Yesterday while riding the train south from Seattle to Salem, Oregon, I made a few mental notes of things I observed along the way. The trip began at the King Street Station which is in the city center of Seattle. The station is a large, cavernous old-time train depot, the kind of place where everything echoes and it is almost impossible to understand the important announcements coming over the loudspeaker.
The first item of interest that we passed was almost in the shadow of the train station. It was Safeco Staddium where the Seattle Mariners play baseball. Safeco is one of those modern affairs that have a retractable roof allowing for play on wet or dry days. It would appear to be easy for out-of-towners to ride the train to Seattle, walk to the stadium to see a game, and then catch a train for home - depending on arrival and departure times, of course.

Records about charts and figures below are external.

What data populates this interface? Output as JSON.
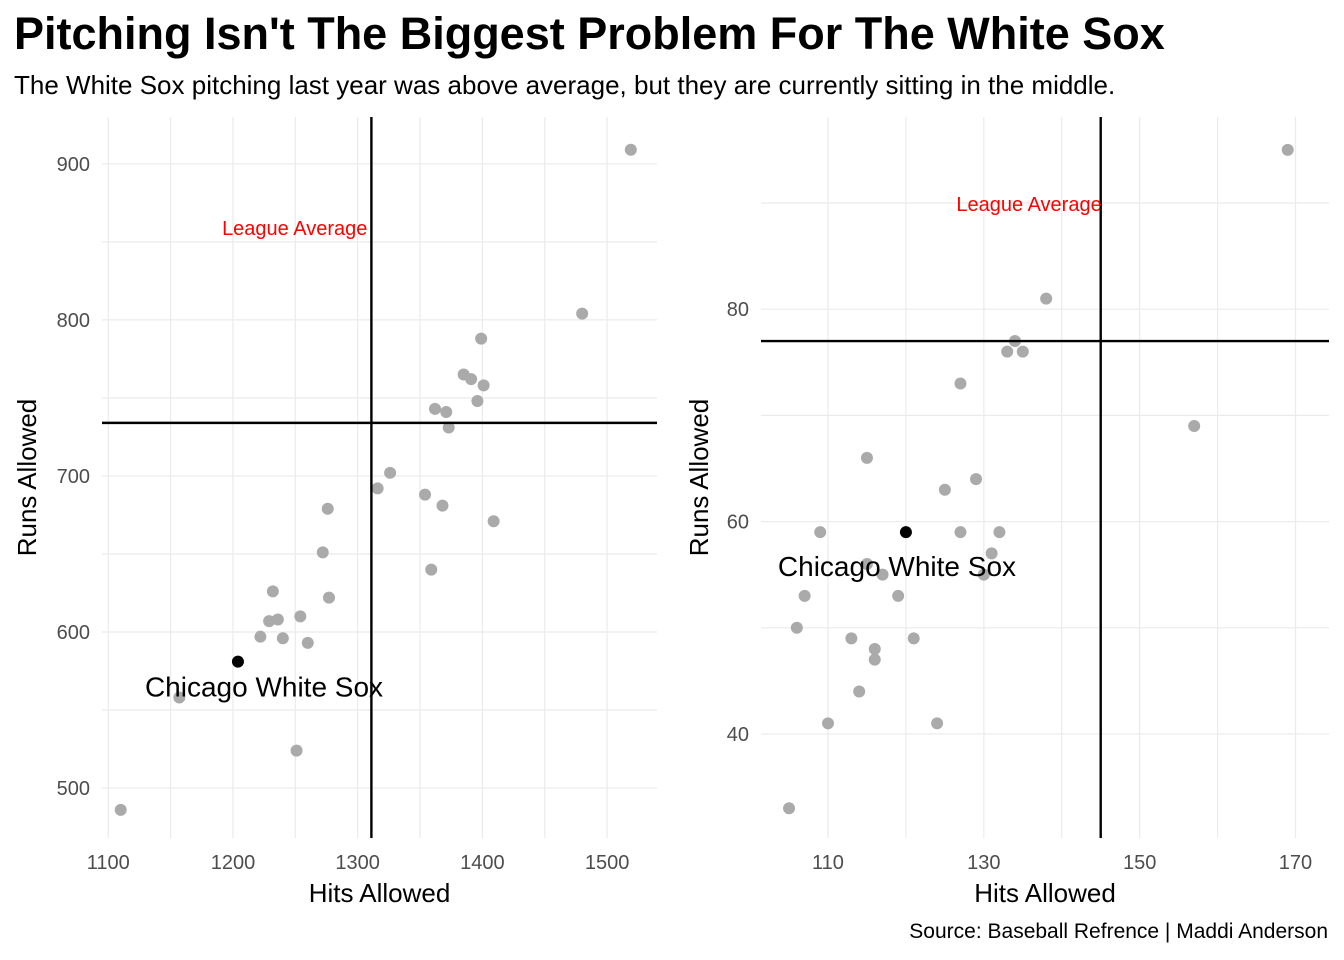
{
  "title": "Pitching Isn't The Biggest Problem For The White Sox",
  "subtitle": "The White Sox pitching last year was above average, but they are currently sitting in the middle.",
  "caption": "Source: Baseball Refrence | Maddi Anderson",
  "colors": {
    "points": "#aaaaaa",
    "highlight": "#000000",
    "average_label": "#ff0000",
    "average_lines": "#000000"
  },
  "chart_data": [
    {
      "type": "scatter",
      "xlabel": "Hits Allowed",
      "ylabel": "Runs Allowed",
      "xlim": [
        1095,
        1540
      ],
      "ylim": [
        468,
        930
      ],
      "x_ticks": [
        1100,
        1200,
        1300,
        1400,
        1500
      ],
      "y_ticks": [
        500,
        600,
        700,
        800,
        900
      ],
      "grid": true,
      "average": {
        "x": 1311,
        "y": 734,
        "label": "League Average"
      },
      "highlight": {
        "name": "Chicago White Sox",
        "x": 1204,
        "y": 581
      },
      "points": [
        {
          "x": 1110,
          "y": 486
        },
        {
          "x": 1157,
          "y": 558
        },
        {
          "x": 1222,
          "y": 597
        },
        {
          "x": 1229,
          "y": 607
        },
        {
          "x": 1232,
          "y": 626
        },
        {
          "x": 1236,
          "y": 608
        },
        {
          "x": 1240,
          "y": 596
        },
        {
          "x": 1251,
          "y": 524
        },
        {
          "x": 1254,
          "y": 610
        },
        {
          "x": 1260,
          "y": 593
        },
        {
          "x": 1272,
          "y": 651
        },
        {
          "x": 1276,
          "y": 679
        },
        {
          "x": 1277,
          "y": 622
        },
        {
          "x": 1316,
          "y": 692
        },
        {
          "x": 1326,
          "y": 702
        },
        {
          "x": 1354,
          "y": 688
        },
        {
          "x": 1359,
          "y": 640
        },
        {
          "x": 1362,
          "y": 743
        },
        {
          "x": 1368,
          "y": 681
        },
        {
          "x": 1371,
          "y": 741
        },
        {
          "x": 1373,
          "y": 731
        },
        {
          "x": 1385,
          "y": 765
        },
        {
          "x": 1391,
          "y": 762
        },
        {
          "x": 1396,
          "y": 748
        },
        {
          "x": 1399,
          "y": 788
        },
        {
          "x": 1401,
          "y": 758
        },
        {
          "x": 1409,
          "y": 671
        },
        {
          "x": 1480,
          "y": 804
        },
        {
          "x": 1519,
          "y": 909
        }
      ]
    },
    {
      "type": "scatter",
      "xlabel": "Hits Allowed",
      "ylabel": "Runs Allowed",
      "xlim": [
        101.4,
        174.3
      ],
      "ylim": [
        30.2,
        98.1
      ],
      "x_ticks": [
        110,
        130,
        150,
        170
      ],
      "y_ticks": [
        40,
        60,
        80
      ],
      "grid": true,
      "average": {
        "x": 145,
        "y": 77,
        "label": "League Average"
      },
      "highlight": {
        "name": "Chicago White Sox",
        "x": 120,
        "y": 59
      },
      "points": [
        {
          "x": 105,
          "y": 33
        },
        {
          "x": 106,
          "y": 50
        },
        {
          "x": 107,
          "y": 53
        },
        {
          "x": 109,
          "y": 59
        },
        {
          "x": 110,
          "y": 41
        },
        {
          "x": 113,
          "y": 49
        },
        {
          "x": 114,
          "y": 44
        },
        {
          "x": 115,
          "y": 66
        },
        {
          "x": 115,
          "y": 56
        },
        {
          "x": 116,
          "y": 48
        },
        {
          "x": 116,
          "y": 47
        },
        {
          "x": 117,
          "y": 55
        },
        {
          "x": 119,
          "y": 53
        },
        {
          "x": 121,
          "y": 49
        },
        {
          "x": 124,
          "y": 41
        },
        {
          "x": 125,
          "y": 63
        },
        {
          "x": 127,
          "y": 73
        },
        {
          "x": 127,
          "y": 59
        },
        {
          "x": 129,
          "y": 64
        },
        {
          "x": 130,
          "y": 55
        },
        {
          "x": 131,
          "y": 57
        },
        {
          "x": 132,
          "y": 59
        },
        {
          "x": 133,
          "y": 76
        },
        {
          "x": 134,
          "y": 77
        },
        {
          "x": 135,
          "y": 76
        },
        {
          "x": 138,
          "y": 81
        },
        {
          "x": 157,
          "y": 69
        },
        {
          "x": 169,
          "y": 95
        }
      ]
    }
  ]
}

As we worked our way out of Seattle, our train ran along side of lots of new construction and older and poorer housing, then into some open farming space, and finally through forested areas with and occasional small streams and creeks. It was windy, and leaves were blowing by my coach window - a reminder that fall is not too far off.

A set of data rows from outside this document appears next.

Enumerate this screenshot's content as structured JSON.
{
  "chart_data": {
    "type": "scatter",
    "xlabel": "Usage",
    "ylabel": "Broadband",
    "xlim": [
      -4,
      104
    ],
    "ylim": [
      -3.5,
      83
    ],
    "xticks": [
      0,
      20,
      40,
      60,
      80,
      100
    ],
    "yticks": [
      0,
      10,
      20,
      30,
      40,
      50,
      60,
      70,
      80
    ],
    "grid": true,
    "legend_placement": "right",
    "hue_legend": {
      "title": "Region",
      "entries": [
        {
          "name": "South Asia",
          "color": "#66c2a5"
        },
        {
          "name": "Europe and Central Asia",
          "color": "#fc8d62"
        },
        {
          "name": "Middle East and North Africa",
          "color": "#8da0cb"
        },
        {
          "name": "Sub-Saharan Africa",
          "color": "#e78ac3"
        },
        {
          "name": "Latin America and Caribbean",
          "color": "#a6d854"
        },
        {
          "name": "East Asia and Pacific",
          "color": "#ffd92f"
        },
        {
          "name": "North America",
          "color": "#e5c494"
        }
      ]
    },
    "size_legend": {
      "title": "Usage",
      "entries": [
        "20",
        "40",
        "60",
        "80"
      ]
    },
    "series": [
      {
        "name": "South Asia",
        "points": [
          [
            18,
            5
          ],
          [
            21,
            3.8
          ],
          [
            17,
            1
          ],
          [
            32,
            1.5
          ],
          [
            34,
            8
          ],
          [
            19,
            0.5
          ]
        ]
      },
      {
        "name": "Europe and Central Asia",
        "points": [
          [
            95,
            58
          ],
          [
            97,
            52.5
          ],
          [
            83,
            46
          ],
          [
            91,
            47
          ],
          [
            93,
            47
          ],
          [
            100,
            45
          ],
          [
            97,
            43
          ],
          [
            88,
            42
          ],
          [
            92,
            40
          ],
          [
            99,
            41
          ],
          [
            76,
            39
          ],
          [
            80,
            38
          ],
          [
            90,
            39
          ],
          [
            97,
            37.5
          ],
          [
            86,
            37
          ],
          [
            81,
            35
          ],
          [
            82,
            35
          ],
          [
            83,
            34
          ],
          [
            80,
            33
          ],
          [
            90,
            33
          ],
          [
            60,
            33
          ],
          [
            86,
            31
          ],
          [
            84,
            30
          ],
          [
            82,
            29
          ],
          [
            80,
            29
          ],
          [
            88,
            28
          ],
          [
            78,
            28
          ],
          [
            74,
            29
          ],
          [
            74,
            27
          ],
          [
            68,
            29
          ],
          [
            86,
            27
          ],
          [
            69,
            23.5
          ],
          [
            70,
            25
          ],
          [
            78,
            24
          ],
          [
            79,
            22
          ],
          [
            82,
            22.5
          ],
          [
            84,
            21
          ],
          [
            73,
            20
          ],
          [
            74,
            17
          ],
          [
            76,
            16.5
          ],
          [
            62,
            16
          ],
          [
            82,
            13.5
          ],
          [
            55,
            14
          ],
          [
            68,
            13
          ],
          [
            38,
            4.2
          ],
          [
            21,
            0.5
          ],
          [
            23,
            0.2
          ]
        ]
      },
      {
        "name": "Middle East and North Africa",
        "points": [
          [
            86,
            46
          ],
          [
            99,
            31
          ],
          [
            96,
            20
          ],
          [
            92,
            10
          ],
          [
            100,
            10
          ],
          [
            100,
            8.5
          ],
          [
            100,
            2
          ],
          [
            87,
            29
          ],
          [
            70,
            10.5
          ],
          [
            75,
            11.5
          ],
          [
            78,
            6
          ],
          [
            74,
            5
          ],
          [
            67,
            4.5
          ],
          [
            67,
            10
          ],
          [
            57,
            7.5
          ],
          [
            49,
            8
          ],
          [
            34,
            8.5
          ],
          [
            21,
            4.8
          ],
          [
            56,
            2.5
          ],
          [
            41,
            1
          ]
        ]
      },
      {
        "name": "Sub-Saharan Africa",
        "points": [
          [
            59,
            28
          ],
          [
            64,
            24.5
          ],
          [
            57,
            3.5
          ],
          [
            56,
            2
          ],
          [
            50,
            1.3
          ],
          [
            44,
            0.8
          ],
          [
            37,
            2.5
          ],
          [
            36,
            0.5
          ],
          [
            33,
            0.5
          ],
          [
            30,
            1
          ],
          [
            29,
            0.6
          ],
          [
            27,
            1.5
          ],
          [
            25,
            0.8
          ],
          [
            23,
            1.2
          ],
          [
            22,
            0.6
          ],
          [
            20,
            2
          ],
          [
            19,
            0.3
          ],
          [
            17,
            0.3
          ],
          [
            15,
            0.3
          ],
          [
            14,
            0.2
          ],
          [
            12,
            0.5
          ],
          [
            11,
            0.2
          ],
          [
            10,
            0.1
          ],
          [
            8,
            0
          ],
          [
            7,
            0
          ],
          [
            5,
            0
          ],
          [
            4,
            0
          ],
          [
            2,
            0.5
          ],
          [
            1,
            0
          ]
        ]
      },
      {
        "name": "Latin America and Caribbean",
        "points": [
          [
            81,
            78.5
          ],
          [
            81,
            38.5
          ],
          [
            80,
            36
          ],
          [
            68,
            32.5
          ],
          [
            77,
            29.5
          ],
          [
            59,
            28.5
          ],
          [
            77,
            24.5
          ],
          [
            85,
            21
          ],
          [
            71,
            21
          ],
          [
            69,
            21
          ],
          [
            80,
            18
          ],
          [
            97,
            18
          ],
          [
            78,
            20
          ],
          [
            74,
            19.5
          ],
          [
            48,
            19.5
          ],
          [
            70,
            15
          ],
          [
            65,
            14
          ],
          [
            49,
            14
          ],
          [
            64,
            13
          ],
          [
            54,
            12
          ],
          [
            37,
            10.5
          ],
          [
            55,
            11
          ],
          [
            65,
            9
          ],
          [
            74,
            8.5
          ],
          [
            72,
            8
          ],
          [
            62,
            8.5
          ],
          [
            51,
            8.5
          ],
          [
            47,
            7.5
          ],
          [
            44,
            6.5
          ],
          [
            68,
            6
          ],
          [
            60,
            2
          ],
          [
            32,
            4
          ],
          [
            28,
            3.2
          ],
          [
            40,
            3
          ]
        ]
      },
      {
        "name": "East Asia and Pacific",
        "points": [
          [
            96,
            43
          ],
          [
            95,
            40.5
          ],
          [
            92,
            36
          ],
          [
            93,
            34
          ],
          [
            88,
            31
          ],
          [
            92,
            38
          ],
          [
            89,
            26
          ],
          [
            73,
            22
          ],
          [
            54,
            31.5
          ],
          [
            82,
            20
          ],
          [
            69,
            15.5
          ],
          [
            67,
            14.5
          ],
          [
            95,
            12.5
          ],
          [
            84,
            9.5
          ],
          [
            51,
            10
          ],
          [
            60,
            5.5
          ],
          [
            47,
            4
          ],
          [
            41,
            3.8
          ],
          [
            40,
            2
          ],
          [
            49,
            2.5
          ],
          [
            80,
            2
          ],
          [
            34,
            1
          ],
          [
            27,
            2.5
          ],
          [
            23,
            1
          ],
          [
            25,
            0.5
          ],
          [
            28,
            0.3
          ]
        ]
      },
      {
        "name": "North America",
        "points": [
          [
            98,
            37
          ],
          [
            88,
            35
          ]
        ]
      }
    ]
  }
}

The sea coast began appearing as we neared Tacoma, and it was about that time that the train came to an unexpected stop due to a large tree that had been blown down and fallen across the track. We spent about half-an-hour waiting on the track to be cleared. When the train finally did begin to roll again, it had to proceed slowly due to a high wind warning. I did see several places where large limbs had broken from their trees.
We passed along the outskirts of Washington's capital, Olympia, getting to see some nice homes in the suburbs. Most were square in shape and two stories tall. Like suburbs in many communities, the overall effect was of settlements of housing that had been designed in cookie-cutter fashion.

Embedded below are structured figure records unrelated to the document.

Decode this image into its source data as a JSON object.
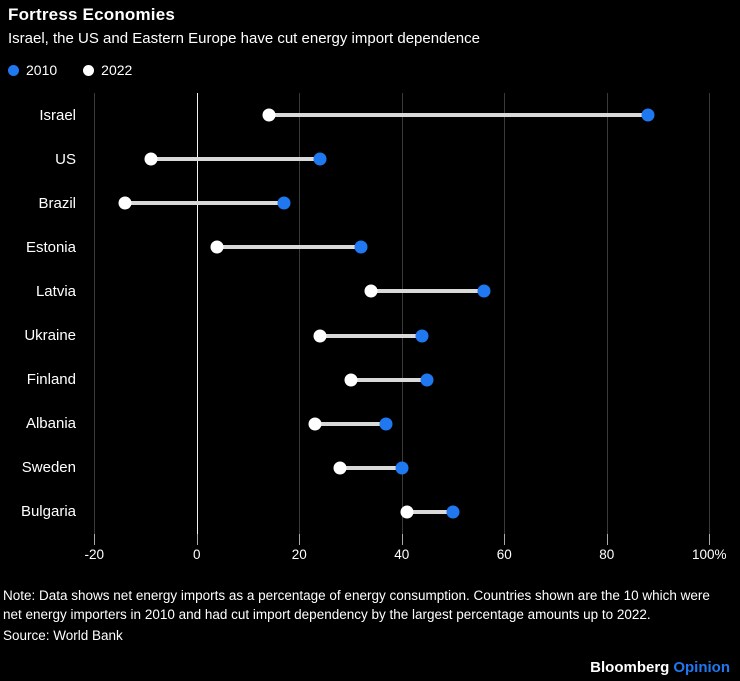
{
  "header": {
    "title": "Fortress Economies",
    "subtitle": "Israel, the US and Eastern Europe have cut energy import dependence"
  },
  "legend": [
    {
      "label": "2010",
      "color": "#1f78f0"
    },
    {
      "label": "2022",
      "color": "#ffffff"
    }
  ],
  "chart_data": {
    "type": "dumbbell",
    "orientation": "horizontal",
    "unit": "%",
    "categories": [
      "Israel",
      "US",
      "Brazil",
      "Estonia",
      "Latvia",
      "Ukraine",
      "Finland",
      "Albania",
      "Sweden",
      "Bulgaria"
    ],
    "series": [
      {
        "name": "2010",
        "color": "#1f78f0",
        "values": [
          88,
          24,
          17,
          32,
          56,
          44,
          45,
          37,
          40,
          50
        ]
      },
      {
        "name": "2022",
        "color": "#ffffff",
        "values": [
          14,
          -9,
          -14,
          4,
          34,
          24,
          30,
          23,
          28,
          41
        ]
      }
    ],
    "xlim": [
      -22,
      106
    ],
    "xticks": [
      -20,
      0,
      20,
      40,
      60,
      80,
      100
    ],
    "xtick_labels": [
      "-20",
      "0",
      "20",
      "40",
      "60",
      "80",
      "100%"
    ],
    "grid": "vertical",
    "zero_line": true,
    "connector_color": "#d9d9d9",
    "gridline_color": "#3a3a3a",
    "zero_line_color": "#f2f2f2"
  },
  "footer": {
    "note": "Note: Data shows net energy imports as a percentage of energy consumption. Countries shown are the 10 which were net energy importers in 2010 and had cut import dependency by the largest percentage amounts up to 2022.",
    "source": "Source: World Bank",
    "brand": "Bloomberg",
    "brand_suffix": "Opinion",
    "brand_suffix_color": "#1f78f0"
  }
}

There was an abundance of graffiti along the way south, on railroad cars, buildings, bridges, and retaining walls. One individual had written a memorable plea for someone special that asked simply, "Will you marry me?" - a proposal that will probably outlast many marriages. The quality of much of this spray paint art was truly amazing. America, it would seem, harbors a talented underground of aspiring painters!
Somewhere south of Kelso we encountered the historic and famous Columbia River which the train followed, more or less in the shadow of Lewis and Clark, on to Portland, Oregon. Seeing the Columbia always puts me in mind of the famous folksong by Woody Guthrie, "Roll On Columbia, Roll On."
And the river rolled on, and so did our train.